Justiça de São Paulo negou o pedido de indenização de R$ 100 mil feito por José Luiz Datena contra Pablo Marçal e determinou que o jornalista pague R$ 10 mil em honorários aos advogados do influenciador.
O processo foi aberto em 30 de setembro de 2024, durante a campanha à Prefeitura de São Paulo, quando os dois disputaram e perderam a eleição. Dias antes, durante um debate na TV Cultura, Datena deu uma cadeirada em Marçal após ser chamado de “arregão”.
Marçal foi levado para o Hospital Sírio-Libanês, onde fez uma live de 20 minutos criticando Datena. “O cara, um comedor de açúcar daquele tamanho, ele é mais lento que um bicho-preguiça”, afirmou o influenciador. “Imagina um homem dessa categoria, desregulada, agressor de mulheres, assediador sexual.
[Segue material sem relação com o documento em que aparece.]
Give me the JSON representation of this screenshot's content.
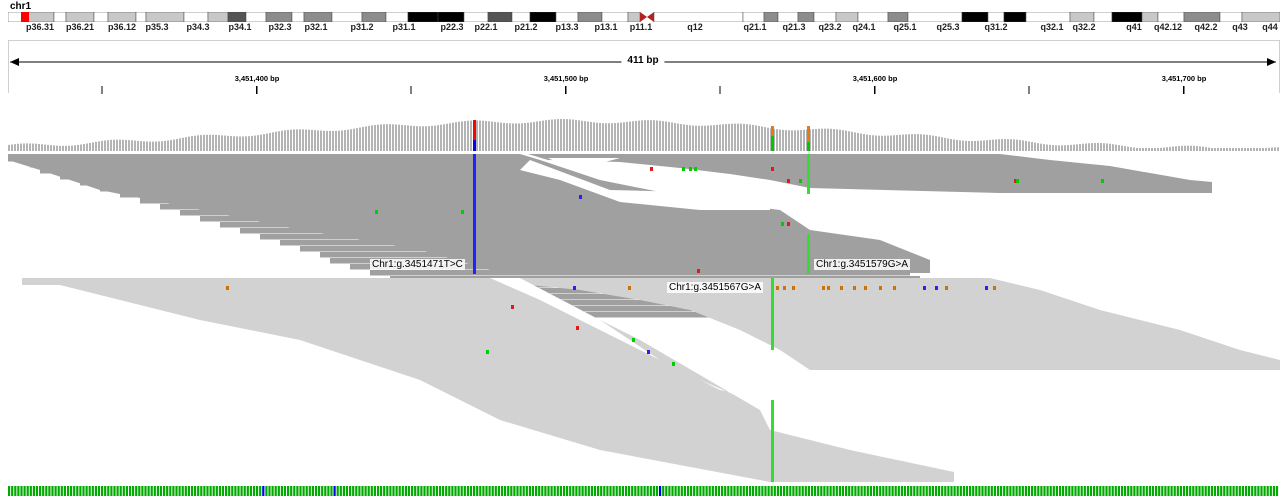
{
  "ideogram": {
    "chromosome": "chr1",
    "bands": [
      "p36.31",
      "p36.21",
      "p36.12",
      "p35.3",
      "p34.3",
      "p34.1",
      "p32.3",
      "p32.1",
      "p31.2",
      "p31.1",
      "p22.3",
      "p22.1",
      "p21.2",
      "p13.3",
      "p13.1",
      "p11.1",
      "q12",
      "q21.1",
      "q21.3",
      "q23.2",
      "q24.1",
      "q25.1",
      "q25.3",
      "q31.2",
      "q32.1",
      "q32.2",
      "q41",
      "q42.12",
      "q42.2",
      "q43",
      "q44"
    ],
    "colors": {
      "gpos100": "#000000",
      "gpos75": "#555555",
      "gpos50": "#8c8c8c",
      "gpos25": "#c8c8c8",
      "gneg": "#ffffff",
      "centromere": "#b22222",
      "current_region": "#ff0000"
    }
  },
  "ruler": {
    "span": "411 bp",
    "positions": [
      "3,451,400 bp",
      "3,451,500 bp",
      "3,451,600 bp",
      "3,451,700 bp"
    ]
  },
  "coverage": {
    "color": "#b4b4b4",
    "mismatch_colors": [
      "#ff0000",
      "#0000ff",
      "#00c800",
      "#e07b1a"
    ]
  },
  "alignments": {
    "group1_read_color": "#a0a0a0",
    "group2_read_color": "#d2d2d2",
    "mismatch_colors": {
      "A": "#00cc00",
      "C": "#2222ff",
      "G": "#d17105",
      "T": "#e01a1a"
    }
  },
  "variants": [
    {
      "label": "Chr1:g.3451471T>C",
      "color": "#2222ff"
    },
    {
      "label": "Chr1:g.3451579G>A",
      "color": "#33dd33"
    },
    {
      "label": "Chr1:g.3451567G>A",
      "color": "#33dd33"
    }
  ],
  "sequence": {
    "base_colors": {
      "A": "#00aa00",
      "C": "#0000ff",
      "G": "#d17105",
      "T": "#ff0000"
    }
  }
}
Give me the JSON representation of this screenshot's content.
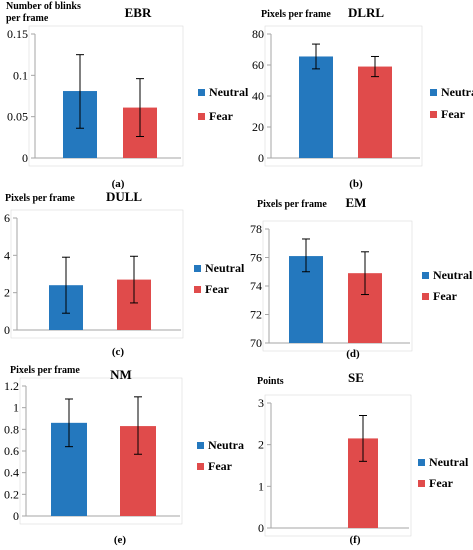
{
  "colors": {
    "neutral": "#2478BE",
    "fear": "#E04B4B",
    "axis": "#A6A6A6",
    "error": "#000000"
  },
  "chart_data": [
    {
      "type": "bar",
      "panel_label": "(a)",
      "title": "EBR",
      "ylabel": "Number of blinks per frame",
      "ylabel_lines": [
        "Number of blinks",
        "per frame"
      ],
      "ylim": [
        0,
        0.15
      ],
      "yticks": [
        0,
        0.05,
        0.1,
        0.15
      ],
      "ytick_labels": [
        "0",
        "0.05",
        "0.1",
        "0.15"
      ],
      "legend": [
        "Neutral",
        "Fear"
      ],
      "series": [
        {
          "name": "Neutral",
          "value": 0.081,
          "error": [
            0.036,
            0.125
          ]
        },
        {
          "name": "Fear",
          "value": 0.061,
          "error": [
            0.026,
            0.096
          ]
        }
      ]
    },
    {
      "type": "bar",
      "panel_label": "(b)",
      "title": "DLRL",
      "ylabel": "Pixels per frame",
      "ylabel_lines": [
        "Pixels per frame"
      ],
      "ylim": [
        0,
        80
      ],
      "yticks": [
        0,
        20,
        40,
        60,
        80
      ],
      "ytick_labels": [
        "0",
        "20",
        "40",
        "60",
        "80"
      ],
      "legend": [
        "Neutra",
        "Fear"
      ],
      "series": [
        {
          "name": "Neutra",
          "value": 65.5,
          "error": [
            57.5,
            73.5
          ]
        },
        {
          "name": "Fear",
          "value": 59.0,
          "error": [
            52.5,
            65.5
          ]
        }
      ]
    },
    {
      "type": "bar",
      "panel_label": "(c)",
      "title": "DULL",
      "ylabel": "Pixels per frame",
      "ylabel_lines": [
        "Pixels per frame"
      ],
      "ylim": [
        0,
        6
      ],
      "yticks": [
        0,
        2,
        4,
        6
      ],
      "ytick_labels": [
        "0",
        "2",
        "4",
        "6"
      ],
      "legend": [
        "Neutral",
        "Fear"
      ],
      "series": [
        {
          "name": "Neutral",
          "value": 2.4,
          "error": [
            0.9,
            3.9
          ]
        },
        {
          "name": "Fear",
          "value": 2.7,
          "error": [
            1.45,
            3.95
          ]
        }
      ]
    },
    {
      "type": "bar",
      "panel_label": "(d)",
      "title": "EM",
      "ylabel": "Pixels per frame",
      "ylabel_lines": [
        "Pixels per frame"
      ],
      "ylim": [
        70,
        78
      ],
      "yticks": [
        70,
        72,
        74,
        76,
        78
      ],
      "ytick_labels": [
        "70",
        "72",
        "74",
        "76",
        "78"
      ],
      "legend": [
        "Neutral",
        "Fear"
      ],
      "series": [
        {
          "name": "Neutral",
          "value": 76.1,
          "error": [
            75.0,
            77.3
          ]
        },
        {
          "name": "Fear",
          "value": 74.9,
          "error": [
            73.4,
            76.4
          ]
        }
      ]
    },
    {
      "type": "bar",
      "panel_label": "(e)",
      "title": "NM",
      "ylabel": "Pixels per frame",
      "ylabel_lines": [
        "Pixels per frame"
      ],
      "ylim": [
        0,
        1.2
      ],
      "yticks": [
        0,
        0.2,
        0.4,
        0.6,
        0.8,
        1,
        1.2
      ],
      "ytick_labels": [
        "0",
        "0.2",
        "0.4",
        "0.6",
        "0.8",
        "1",
        "1.2"
      ],
      "legend": [
        "Neutra",
        "Fear"
      ],
      "series": [
        {
          "name": "Neutra",
          "value": 0.86,
          "error": [
            0.64,
            1.08
          ]
        },
        {
          "name": "Fear",
          "value": 0.83,
          "error": [
            0.57,
            1.1
          ]
        }
      ]
    },
    {
      "type": "bar",
      "panel_label": "(f)",
      "title": "SE",
      "ylabel": "Points",
      "ylabel_lines": [
        "Points"
      ],
      "ylim": [
        0,
        3
      ],
      "yticks": [
        0,
        1,
        2,
        3
      ],
      "ytick_labels": [
        "0",
        "1",
        "2",
        "3"
      ],
      "legend": [
        "Neutral",
        "Fear"
      ],
      "series": [
        {
          "name": "Neutral",
          "value": 0,
          "error": null
        },
        {
          "name": "Fear",
          "value": 2.15,
          "error": [
            1.6,
            2.7
          ]
        }
      ]
    }
  ]
}
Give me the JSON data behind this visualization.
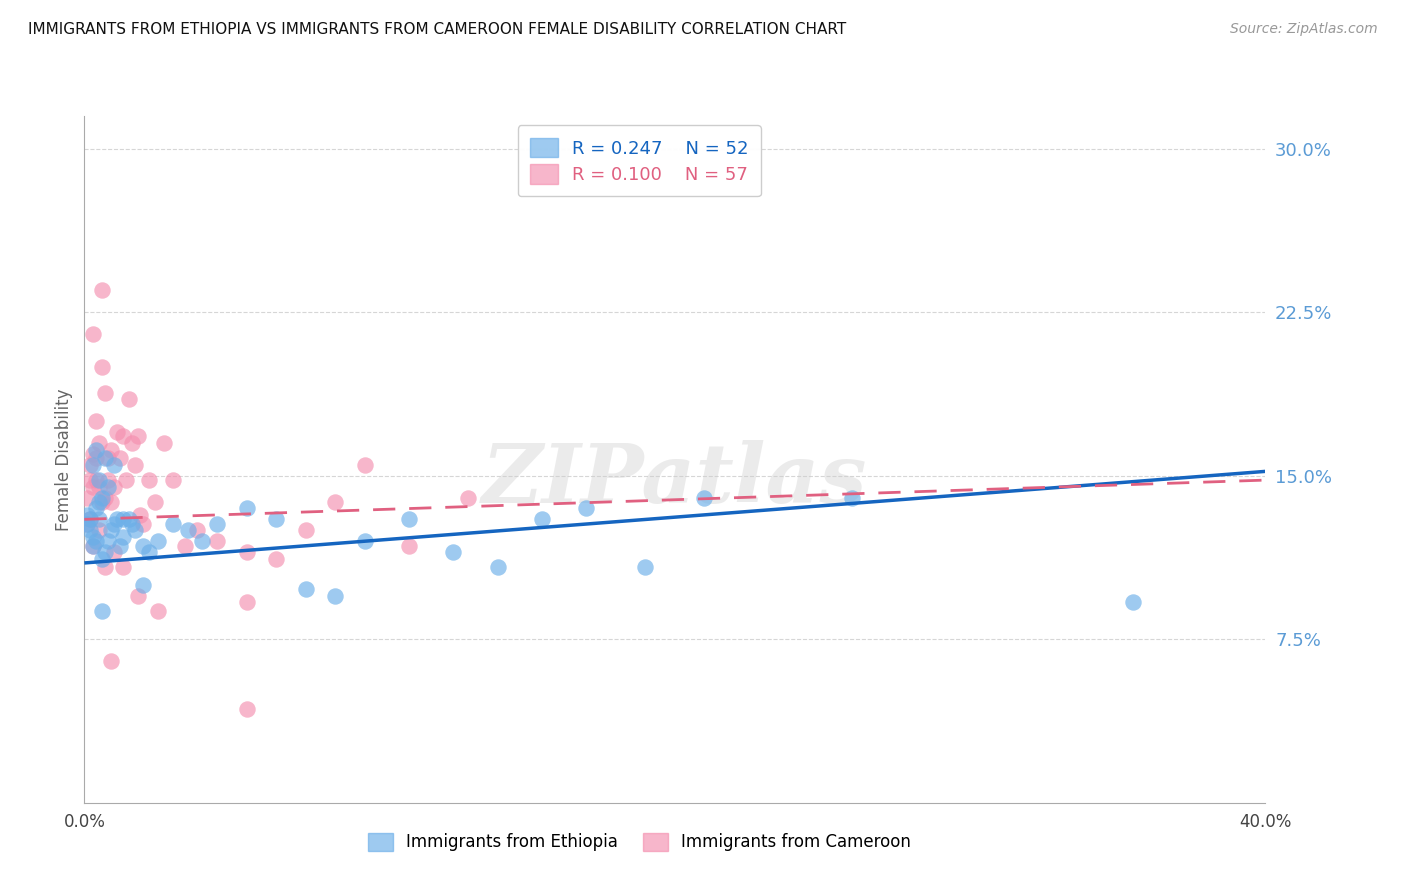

Por que ele foi para cima de mim?”
O jornalista disse na ação que Marçal usou narrativas falsas e gordofobia para atacá-lo.
Marçal se defendeu no processo afirmando que as declarações foram proferidas durante o período eleitoral e que não extrapolaram os limites da legalidade constitucional, dizendo que “apenas emitiu opiniões e críticas sobre fatos de interesse coletivo, especialmente diante da exposição pública de episódios envolvendo o autor do processo, os quais já eram amplamente discutidos pela imprensa e no meio político”.
Na decisão, o juiz Christopher Roisin citou que Datena foi acusado de assédio por uma repórter e que Marçal mencionou o tema no debate eleitoral “para que o público que não soubesse do fato pudesse avaliar o comportamento” do candidato.
A decisão considerou ainda que as declarações foram feitas logo após o episódio da agressão física, quando Marçal estava hospitalizado.